The following week…build on the idea in this post, and the concept of awakening. What shift in thinking have you experienced that caused you to view others differently, and created a new way of thinking in yourself?
*Lisa J, correct me if I am wrong.
**Tories could use the restroom at will while we Yanks only got potty breaks at lunch and before gym in the afternoon. Catholic school teachers could give lessons to the non-torturers at GITMO.
***I still have that shirt in a cedar chest in my parents’ basement in Iowa.
****This is why McCain frightens me. Senility descends by fractions until it reaches a certain point and the dam bursts.
*****Like the TV baby and geek I was, I watched the hearings proceeding Nixon’s resignation every day. It was fascinating. Partly because it was grown-ups punishing other grown-ups for behavior that most of them regularly engaged in – as far as I could see – which was lying and then lying about lying. If I learned anything growing up in my working class neighborhood and going to Catholic school is that moral relativism rules and that getting caught is what makes something wrong. Once found out, you stood up and took your punishment for being stupid – not for being bad.
hmmmm…… it’s so weird about Reagan. I don’t remember him being that popular when he was president but like Tricky Dicky, he seems to have achieved sainthood in death.
but it’s the same with australian politics, those that were once reviled are often now adored….
I felt the same way about Reagan. It took us twenty years to recover, just in time for G.W. to come along. I still believe in our system of government because when honest leaders represent the people, there isn’t anything we can’t do. It’s when the crooks are in power that things fall apart.

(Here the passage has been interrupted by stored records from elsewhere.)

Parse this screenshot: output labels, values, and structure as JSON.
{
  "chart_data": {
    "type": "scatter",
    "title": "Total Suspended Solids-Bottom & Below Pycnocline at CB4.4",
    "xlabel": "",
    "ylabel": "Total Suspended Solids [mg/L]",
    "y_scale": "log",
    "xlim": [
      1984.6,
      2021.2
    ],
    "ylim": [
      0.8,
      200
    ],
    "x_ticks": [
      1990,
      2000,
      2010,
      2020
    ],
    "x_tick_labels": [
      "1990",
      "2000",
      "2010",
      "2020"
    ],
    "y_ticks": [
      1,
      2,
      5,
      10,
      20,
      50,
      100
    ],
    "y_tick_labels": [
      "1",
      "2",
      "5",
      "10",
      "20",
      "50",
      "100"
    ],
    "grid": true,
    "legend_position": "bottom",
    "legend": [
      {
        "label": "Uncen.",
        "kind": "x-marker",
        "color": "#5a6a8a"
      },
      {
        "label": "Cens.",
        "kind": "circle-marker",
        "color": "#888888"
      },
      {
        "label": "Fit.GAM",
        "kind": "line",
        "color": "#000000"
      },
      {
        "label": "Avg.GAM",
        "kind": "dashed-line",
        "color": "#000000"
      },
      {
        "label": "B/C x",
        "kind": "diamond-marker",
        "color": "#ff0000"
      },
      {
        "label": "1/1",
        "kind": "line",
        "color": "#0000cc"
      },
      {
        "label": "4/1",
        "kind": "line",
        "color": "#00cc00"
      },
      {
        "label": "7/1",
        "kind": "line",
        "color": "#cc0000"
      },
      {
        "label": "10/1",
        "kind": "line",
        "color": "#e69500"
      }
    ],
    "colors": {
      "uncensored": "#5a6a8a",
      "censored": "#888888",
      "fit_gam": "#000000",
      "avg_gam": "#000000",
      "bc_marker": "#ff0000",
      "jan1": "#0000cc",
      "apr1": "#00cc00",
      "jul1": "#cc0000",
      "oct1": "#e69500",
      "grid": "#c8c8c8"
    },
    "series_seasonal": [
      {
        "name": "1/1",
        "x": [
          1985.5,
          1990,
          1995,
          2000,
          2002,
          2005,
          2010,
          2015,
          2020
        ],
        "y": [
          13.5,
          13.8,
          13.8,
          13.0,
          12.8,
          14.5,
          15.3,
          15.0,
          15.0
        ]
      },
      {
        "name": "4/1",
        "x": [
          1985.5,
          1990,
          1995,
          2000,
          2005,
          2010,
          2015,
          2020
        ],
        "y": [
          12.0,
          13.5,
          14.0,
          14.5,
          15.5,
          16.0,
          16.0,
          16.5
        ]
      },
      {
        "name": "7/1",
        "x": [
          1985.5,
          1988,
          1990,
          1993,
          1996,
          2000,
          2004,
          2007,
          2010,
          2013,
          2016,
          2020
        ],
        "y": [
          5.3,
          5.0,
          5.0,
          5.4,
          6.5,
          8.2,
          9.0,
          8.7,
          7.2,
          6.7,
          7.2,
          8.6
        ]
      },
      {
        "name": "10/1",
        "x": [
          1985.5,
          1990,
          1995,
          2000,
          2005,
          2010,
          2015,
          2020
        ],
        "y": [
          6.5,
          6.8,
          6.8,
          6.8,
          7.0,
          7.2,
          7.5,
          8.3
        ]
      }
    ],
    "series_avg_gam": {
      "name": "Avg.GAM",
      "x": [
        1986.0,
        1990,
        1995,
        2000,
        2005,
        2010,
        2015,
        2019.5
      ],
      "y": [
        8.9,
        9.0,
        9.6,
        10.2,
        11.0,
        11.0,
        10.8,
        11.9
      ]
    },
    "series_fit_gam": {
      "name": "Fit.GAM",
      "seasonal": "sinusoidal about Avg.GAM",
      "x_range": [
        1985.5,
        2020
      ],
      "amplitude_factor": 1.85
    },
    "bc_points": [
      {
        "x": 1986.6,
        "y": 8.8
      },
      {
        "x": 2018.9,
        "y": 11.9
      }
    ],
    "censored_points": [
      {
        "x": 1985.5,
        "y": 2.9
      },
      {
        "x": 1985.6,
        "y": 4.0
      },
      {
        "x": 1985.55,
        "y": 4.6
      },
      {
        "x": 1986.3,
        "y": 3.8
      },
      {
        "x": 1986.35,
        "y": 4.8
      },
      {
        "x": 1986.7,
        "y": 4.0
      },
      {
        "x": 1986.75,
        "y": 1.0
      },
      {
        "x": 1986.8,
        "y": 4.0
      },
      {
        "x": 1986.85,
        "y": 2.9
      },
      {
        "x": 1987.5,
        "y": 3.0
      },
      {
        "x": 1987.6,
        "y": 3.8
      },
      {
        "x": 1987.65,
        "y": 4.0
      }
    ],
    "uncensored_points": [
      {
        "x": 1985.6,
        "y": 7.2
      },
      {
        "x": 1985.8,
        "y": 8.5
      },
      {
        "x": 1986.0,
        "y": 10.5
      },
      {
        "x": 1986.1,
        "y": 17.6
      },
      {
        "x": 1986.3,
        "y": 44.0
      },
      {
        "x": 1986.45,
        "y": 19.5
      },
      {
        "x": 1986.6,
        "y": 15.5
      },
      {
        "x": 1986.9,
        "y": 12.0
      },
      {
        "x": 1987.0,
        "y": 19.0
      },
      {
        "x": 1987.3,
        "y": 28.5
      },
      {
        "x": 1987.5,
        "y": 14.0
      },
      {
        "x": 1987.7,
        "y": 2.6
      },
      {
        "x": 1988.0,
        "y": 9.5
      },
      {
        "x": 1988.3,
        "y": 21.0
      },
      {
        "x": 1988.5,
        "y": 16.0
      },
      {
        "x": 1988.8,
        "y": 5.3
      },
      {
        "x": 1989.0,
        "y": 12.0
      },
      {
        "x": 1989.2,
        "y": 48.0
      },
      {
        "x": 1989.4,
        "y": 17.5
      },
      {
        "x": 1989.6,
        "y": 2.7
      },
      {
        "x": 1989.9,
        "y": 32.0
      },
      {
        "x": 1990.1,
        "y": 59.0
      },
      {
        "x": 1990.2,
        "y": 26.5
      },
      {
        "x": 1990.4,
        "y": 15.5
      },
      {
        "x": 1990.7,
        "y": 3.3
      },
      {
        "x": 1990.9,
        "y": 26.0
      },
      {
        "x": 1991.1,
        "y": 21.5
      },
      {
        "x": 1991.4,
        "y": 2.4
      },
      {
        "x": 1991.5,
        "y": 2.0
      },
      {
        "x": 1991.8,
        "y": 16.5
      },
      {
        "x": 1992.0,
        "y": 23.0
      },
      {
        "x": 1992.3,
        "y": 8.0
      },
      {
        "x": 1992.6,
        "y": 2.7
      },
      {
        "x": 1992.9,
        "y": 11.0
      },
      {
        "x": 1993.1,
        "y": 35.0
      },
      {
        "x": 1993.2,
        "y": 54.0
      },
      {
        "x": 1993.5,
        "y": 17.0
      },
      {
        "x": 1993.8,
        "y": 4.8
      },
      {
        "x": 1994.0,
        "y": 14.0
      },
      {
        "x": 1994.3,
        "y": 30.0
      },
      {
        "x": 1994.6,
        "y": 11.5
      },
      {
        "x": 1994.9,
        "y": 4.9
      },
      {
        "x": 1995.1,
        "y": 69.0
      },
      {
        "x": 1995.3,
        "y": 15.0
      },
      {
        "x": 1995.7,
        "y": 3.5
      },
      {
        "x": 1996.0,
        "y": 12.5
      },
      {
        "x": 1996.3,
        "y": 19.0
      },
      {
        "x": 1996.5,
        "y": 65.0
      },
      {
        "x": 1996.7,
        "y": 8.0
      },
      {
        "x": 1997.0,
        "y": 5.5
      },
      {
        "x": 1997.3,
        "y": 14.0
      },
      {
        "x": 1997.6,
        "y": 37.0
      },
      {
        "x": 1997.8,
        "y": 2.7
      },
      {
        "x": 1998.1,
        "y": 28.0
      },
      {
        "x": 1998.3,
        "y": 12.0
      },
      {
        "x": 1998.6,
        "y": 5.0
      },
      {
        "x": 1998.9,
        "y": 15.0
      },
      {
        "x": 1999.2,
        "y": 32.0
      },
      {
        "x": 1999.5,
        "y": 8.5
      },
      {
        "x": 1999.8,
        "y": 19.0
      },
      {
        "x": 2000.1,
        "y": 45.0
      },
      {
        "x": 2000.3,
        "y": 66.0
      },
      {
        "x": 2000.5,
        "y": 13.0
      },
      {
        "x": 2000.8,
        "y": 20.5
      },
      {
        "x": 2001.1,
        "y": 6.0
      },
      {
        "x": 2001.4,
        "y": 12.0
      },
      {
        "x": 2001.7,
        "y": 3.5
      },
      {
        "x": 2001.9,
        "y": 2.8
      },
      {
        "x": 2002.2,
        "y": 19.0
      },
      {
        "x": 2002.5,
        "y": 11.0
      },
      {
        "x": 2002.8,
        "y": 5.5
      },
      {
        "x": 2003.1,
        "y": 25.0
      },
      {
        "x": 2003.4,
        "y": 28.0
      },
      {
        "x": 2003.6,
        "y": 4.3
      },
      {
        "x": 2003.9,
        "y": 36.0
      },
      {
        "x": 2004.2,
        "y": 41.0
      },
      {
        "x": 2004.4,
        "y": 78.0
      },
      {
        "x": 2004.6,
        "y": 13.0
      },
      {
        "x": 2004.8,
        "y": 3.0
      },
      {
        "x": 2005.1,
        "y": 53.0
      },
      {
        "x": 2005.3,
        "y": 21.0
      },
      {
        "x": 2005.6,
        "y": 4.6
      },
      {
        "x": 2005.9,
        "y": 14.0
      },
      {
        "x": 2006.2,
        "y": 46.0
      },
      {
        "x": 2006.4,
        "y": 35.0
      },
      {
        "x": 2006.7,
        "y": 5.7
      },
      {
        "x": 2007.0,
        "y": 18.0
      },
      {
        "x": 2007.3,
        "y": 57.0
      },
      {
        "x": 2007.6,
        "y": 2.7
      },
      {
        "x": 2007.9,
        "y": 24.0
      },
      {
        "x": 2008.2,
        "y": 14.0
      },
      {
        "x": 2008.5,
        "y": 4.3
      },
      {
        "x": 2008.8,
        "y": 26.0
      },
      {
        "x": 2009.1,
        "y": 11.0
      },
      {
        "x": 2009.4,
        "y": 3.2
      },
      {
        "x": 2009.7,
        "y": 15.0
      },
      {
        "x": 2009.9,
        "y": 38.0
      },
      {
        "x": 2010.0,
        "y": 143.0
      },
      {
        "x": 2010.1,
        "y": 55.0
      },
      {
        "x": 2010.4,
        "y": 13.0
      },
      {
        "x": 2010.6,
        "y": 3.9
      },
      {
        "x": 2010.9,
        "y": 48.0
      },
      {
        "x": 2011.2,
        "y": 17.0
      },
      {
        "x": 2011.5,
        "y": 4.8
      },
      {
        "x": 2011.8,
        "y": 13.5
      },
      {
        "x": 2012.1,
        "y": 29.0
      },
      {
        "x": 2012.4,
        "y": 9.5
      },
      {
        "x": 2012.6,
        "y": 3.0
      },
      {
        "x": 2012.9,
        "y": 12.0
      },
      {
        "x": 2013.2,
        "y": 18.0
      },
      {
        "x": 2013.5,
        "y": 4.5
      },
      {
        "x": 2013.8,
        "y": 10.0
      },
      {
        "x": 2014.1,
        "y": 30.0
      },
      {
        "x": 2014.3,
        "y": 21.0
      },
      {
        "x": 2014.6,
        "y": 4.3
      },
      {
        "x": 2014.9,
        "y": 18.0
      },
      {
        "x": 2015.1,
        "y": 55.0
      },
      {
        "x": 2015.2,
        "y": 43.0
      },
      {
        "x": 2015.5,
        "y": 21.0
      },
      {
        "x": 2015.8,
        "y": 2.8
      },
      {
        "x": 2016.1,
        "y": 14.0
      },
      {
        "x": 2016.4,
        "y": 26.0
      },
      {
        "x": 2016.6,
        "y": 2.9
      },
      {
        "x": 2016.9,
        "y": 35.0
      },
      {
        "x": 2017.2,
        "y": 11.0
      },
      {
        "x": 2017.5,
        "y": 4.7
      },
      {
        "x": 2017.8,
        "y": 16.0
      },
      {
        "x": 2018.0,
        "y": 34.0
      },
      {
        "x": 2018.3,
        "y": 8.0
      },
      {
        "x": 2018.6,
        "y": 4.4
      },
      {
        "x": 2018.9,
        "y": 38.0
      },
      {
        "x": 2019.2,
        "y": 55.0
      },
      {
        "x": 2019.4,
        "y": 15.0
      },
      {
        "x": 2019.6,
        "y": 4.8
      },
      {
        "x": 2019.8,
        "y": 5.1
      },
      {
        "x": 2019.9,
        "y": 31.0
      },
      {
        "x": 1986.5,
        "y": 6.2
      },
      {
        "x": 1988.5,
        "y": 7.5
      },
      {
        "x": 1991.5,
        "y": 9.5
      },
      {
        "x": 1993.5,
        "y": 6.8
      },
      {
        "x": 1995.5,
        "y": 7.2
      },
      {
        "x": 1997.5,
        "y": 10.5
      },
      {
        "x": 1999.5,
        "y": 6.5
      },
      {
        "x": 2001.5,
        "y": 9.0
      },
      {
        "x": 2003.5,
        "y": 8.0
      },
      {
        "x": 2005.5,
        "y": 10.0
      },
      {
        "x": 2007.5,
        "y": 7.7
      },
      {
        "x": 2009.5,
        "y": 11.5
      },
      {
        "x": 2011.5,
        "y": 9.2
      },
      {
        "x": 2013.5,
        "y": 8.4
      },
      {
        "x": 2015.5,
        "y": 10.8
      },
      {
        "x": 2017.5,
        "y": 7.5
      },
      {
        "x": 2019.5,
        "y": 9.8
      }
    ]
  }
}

Oh this is great. I agree with you about Reagan. Also about Clinton. I am also just as cynical. Loved your trip down memory lane. Yes, practical application and critical thinking and debate—glad I breezed through school during that fad.
I live blocks away from Udall Park, named after ol’ Mo there. I was turned away from voting at my first primary. I was 18 years old, and went to my polling place only to be told that because I didn’t live there anymore (I was living in the dorms across town), I couldn’t vote there, or anywhere else. Up until that moment, I was excited to cast my first vote. Those old biddies who run the polling places ruined that for me, and it’s been downhill ever since.
Don’t forget that Nancy Reagan, who had the president’s ear throughout, regularly consulted with psychics! Yikes!
The luster has been rubbed off of the good ole’ USA, that’s for sure. But I still like it here. I’m not Mary Poppins. I know this place needs an enema and we’re going to get one in January, unless Darth Cheney tries to declare martial law and cancel the elections. I think the electorate is going to clean house. So I am cautiously optimistic. Am I crazy?